In the most recent matchup in 2011, a young but talented Tiger team led by third-year head coach Dabo Swinney faced off against Wofford in just the second game of the Chad Morris Era, and the result was still very much in doubt heading into the final quarter. The eventual ACC Champion Tigers would go on to a 10-4 record, but in week two hardly anyone would have predicted that outcome. In a back-and-forth affair, Clemson and Wofford traded scoring drives en route to a too-close-for-comfort 35-27 final margin in the Tigers' favor. The Terriers led 14-13 after one, tied it at 21 going into half, and trailed just 28-27 after three, before a late 17-yard touchdown pass from Boyd to Hopkins sealed the game. Wofford consistently ran the ball against Kevin Steele's much-maligned 2011 unit (which would give up 70 points and nearly 600 yards to West Virginia in the Orange Bowl to cap the season), to the tune of 272 yards rushing and 399 total. The 27 points are the most any FCS team has ever scored against Clemson. The Tigers needed every bit of Andre Ellington's 165 yards on the ground, and every one of Tajh Boyd's four touchdowns (3 passing, 1 rushing) to rack up the 476 yards of total offense it took to narrowly defeat of the Terriers. Other stars on the field that day for the Tigers included Deandre Hopkins, Sammy Watkins, Jaron Brown, Dwayne Allen, Martavis Bryant, Andre Branch, and Malliciah Goodman.

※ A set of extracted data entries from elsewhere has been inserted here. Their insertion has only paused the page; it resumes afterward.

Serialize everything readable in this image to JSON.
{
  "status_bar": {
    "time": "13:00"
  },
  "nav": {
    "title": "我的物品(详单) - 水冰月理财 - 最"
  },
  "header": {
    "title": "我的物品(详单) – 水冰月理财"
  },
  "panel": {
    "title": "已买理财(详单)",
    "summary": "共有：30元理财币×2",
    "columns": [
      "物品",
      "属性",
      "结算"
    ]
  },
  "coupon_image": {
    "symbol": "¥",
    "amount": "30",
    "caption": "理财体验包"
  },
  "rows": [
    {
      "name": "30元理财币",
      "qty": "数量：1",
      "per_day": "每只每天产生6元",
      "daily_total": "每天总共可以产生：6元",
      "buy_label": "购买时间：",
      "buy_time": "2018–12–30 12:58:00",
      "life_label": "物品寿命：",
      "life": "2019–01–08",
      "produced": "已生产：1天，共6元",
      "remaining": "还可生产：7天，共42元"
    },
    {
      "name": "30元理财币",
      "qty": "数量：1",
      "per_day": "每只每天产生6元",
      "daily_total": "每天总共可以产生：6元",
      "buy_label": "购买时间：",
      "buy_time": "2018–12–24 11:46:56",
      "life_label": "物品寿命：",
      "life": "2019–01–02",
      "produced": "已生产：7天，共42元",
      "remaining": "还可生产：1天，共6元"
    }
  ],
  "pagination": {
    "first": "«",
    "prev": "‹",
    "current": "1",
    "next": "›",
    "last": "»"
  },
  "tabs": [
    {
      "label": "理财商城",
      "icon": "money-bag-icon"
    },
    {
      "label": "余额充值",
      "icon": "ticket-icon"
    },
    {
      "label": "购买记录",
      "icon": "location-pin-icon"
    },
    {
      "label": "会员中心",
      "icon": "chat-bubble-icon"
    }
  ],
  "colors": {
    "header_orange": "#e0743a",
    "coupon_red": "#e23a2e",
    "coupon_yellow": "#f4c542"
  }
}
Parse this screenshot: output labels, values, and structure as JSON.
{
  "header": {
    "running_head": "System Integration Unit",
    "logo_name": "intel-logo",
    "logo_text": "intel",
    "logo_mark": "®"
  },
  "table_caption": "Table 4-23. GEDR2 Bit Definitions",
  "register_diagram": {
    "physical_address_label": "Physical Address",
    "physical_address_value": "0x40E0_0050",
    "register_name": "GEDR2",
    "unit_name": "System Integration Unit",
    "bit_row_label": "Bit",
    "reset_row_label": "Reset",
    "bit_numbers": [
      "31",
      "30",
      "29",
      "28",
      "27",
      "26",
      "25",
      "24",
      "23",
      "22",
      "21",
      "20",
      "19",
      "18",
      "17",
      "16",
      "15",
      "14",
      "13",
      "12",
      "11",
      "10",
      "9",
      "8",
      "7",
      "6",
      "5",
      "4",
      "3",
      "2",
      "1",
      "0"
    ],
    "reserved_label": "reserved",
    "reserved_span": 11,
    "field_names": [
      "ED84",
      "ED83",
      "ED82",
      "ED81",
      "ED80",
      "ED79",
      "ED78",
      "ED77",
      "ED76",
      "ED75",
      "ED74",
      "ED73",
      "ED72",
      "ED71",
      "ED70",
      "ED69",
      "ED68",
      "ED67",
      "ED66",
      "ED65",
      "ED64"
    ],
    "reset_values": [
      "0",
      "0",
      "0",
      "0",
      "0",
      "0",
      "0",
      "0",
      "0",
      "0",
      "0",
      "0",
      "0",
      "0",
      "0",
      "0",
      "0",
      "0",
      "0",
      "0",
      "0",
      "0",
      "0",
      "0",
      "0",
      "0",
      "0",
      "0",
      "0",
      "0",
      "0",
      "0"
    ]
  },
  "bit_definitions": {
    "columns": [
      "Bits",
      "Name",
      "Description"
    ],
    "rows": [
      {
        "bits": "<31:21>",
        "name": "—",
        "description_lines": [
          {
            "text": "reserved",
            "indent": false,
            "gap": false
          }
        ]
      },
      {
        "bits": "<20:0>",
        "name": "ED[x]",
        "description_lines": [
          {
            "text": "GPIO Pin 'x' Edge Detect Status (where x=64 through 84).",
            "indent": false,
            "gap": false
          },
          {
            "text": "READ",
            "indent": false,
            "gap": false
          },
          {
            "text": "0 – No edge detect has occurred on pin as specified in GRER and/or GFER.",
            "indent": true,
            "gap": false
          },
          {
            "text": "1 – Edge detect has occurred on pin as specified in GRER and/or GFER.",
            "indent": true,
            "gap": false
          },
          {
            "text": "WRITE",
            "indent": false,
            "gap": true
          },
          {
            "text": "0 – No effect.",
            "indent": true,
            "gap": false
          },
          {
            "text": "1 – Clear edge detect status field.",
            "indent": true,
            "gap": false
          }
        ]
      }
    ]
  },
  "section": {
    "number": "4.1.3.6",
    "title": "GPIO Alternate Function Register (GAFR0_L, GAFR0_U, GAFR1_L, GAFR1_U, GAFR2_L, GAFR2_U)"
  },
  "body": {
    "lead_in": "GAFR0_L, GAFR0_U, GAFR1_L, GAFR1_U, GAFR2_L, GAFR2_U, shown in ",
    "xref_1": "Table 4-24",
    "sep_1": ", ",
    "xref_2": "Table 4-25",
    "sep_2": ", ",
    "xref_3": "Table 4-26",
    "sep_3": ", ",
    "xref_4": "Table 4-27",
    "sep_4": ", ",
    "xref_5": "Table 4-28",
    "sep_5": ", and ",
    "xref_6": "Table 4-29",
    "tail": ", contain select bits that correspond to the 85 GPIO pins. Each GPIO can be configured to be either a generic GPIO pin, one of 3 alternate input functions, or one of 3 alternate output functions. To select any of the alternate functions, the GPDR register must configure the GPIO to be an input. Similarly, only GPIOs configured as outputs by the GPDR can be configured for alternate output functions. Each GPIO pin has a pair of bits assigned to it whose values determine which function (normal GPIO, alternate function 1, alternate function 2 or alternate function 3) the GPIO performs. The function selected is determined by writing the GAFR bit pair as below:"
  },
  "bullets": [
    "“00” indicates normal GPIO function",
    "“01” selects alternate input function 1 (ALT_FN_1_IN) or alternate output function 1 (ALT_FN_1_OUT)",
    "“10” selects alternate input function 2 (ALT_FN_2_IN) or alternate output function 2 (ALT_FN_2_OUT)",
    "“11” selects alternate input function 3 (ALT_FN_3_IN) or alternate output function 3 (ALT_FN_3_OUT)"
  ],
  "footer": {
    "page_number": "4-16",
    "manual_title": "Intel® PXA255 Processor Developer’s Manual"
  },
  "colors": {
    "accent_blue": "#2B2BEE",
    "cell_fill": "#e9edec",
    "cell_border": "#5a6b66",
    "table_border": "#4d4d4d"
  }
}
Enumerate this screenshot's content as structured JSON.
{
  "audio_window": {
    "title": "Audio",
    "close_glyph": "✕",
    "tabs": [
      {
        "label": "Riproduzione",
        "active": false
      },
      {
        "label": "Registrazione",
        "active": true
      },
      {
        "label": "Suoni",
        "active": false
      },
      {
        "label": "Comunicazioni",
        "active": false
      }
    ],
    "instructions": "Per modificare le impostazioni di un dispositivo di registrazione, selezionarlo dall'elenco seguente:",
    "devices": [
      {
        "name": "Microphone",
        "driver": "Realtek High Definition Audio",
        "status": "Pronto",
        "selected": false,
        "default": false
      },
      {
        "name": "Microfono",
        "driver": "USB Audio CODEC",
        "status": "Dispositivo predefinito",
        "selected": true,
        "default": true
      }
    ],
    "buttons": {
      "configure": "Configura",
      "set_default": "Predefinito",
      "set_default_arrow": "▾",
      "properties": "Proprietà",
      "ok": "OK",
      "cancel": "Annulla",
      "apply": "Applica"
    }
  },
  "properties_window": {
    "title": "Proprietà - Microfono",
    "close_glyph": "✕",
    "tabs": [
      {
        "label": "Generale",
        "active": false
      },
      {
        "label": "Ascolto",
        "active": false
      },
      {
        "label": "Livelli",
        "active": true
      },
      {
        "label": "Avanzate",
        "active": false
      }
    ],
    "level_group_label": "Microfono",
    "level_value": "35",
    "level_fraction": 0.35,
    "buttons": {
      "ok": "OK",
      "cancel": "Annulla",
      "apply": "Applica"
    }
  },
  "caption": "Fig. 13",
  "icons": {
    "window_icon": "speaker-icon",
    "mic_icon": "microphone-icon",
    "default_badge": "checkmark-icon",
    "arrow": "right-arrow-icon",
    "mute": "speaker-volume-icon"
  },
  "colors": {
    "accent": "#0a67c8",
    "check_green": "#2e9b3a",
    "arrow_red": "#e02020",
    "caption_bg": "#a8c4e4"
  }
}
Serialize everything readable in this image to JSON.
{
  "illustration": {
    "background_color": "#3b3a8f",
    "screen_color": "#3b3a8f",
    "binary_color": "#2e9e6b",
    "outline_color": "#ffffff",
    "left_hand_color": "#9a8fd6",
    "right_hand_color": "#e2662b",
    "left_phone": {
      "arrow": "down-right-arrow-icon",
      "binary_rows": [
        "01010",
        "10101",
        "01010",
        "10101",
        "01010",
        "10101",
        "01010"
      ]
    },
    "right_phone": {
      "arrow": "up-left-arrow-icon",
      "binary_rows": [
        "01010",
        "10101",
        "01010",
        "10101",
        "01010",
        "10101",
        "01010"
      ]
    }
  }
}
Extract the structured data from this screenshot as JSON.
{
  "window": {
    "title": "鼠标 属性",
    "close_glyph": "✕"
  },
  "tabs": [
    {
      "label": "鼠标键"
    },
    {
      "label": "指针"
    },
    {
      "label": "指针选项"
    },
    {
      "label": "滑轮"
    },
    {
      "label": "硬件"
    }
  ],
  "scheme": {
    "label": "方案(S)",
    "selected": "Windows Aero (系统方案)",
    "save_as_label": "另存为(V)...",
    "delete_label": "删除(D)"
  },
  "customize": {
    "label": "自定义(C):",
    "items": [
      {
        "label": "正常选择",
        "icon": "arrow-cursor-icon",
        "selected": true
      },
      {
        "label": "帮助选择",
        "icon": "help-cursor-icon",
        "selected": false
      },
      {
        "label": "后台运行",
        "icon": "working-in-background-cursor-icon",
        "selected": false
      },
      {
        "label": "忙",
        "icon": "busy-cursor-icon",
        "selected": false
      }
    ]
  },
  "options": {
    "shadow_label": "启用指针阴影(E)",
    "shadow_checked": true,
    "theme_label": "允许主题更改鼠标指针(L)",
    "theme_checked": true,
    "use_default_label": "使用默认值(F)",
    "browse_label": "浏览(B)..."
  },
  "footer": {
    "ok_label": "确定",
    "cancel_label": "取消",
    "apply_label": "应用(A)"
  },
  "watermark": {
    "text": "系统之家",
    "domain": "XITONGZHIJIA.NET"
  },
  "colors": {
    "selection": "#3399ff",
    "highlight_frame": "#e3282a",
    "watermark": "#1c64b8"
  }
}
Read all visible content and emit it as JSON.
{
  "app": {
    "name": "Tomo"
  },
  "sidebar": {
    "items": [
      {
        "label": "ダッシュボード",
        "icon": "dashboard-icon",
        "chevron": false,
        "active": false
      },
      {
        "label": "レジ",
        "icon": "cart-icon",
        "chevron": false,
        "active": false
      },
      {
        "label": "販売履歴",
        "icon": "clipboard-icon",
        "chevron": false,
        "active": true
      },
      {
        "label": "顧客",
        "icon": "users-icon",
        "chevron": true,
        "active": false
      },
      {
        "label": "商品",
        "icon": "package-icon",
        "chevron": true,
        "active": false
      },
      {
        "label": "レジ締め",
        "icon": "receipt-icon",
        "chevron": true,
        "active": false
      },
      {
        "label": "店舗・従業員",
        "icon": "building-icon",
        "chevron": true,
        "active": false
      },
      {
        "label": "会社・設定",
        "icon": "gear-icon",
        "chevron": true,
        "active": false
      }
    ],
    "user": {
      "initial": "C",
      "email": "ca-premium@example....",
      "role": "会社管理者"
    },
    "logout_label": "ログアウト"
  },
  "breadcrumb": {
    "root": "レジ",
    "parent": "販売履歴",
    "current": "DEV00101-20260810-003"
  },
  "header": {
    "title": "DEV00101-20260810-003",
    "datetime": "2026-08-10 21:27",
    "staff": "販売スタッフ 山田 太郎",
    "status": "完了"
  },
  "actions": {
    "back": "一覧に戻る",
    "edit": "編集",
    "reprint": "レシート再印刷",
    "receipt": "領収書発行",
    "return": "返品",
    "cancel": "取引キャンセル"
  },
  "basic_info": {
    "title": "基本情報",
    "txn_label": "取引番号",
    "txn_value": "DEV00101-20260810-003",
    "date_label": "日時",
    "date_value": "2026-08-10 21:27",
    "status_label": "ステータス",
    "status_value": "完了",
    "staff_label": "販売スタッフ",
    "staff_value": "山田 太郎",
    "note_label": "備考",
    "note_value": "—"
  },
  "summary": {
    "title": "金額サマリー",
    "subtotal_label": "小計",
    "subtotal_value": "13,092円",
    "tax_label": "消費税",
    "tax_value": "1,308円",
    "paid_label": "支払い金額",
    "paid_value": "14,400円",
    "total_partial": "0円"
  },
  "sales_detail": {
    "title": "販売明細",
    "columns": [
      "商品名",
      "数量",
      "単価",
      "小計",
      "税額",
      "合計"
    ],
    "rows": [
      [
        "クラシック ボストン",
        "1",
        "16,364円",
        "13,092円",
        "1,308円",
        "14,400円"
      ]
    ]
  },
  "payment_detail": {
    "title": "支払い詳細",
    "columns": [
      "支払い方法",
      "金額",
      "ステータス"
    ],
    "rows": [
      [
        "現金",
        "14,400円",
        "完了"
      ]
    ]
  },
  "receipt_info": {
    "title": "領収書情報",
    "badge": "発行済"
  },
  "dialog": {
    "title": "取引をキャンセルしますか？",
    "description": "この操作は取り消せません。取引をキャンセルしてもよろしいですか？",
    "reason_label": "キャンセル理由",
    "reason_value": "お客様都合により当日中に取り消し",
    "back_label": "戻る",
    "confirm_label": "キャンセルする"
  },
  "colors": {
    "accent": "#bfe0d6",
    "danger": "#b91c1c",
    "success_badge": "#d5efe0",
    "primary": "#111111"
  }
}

So history indicates that Saturday won't be easy for the Tigers. Wofford returns 19 starters from last year's underachieving 6-5 team. In the past three years alone they have taken Georgia Tech down to the wire (38-19 final in 2014, but 24-19 well into the fourth frame) and scared the feathers off our fowl-weather friends down South (24-7 final in 2012, but tied 7-7 until three late fourth-quarter scores by the chickens). But along with the high-risk, high-reward track record when the Tigers and Terriers tussle, here's one final parting stat to salve your orange soul: Clemson's all-time record against canine foes comes to 124-79-8 versus the following competition:
The Citadel (31-5-1); Cumberland (0-0-1); LA Tech (3-0-0); Miss St.(1-1-1); NC State (54-28-1); Samford (3-0-0); SC State (3-0-0); UGA (18-42-4).
The Tigers' Roar!
So the Terriers are indeed double-dogs (underdogs by double digits) in their quest to tame our Tigers amid the din of the Tigers roar as it echoes, o'er the mountain height.
Happy Labor Day Weekend & GO TIGERS!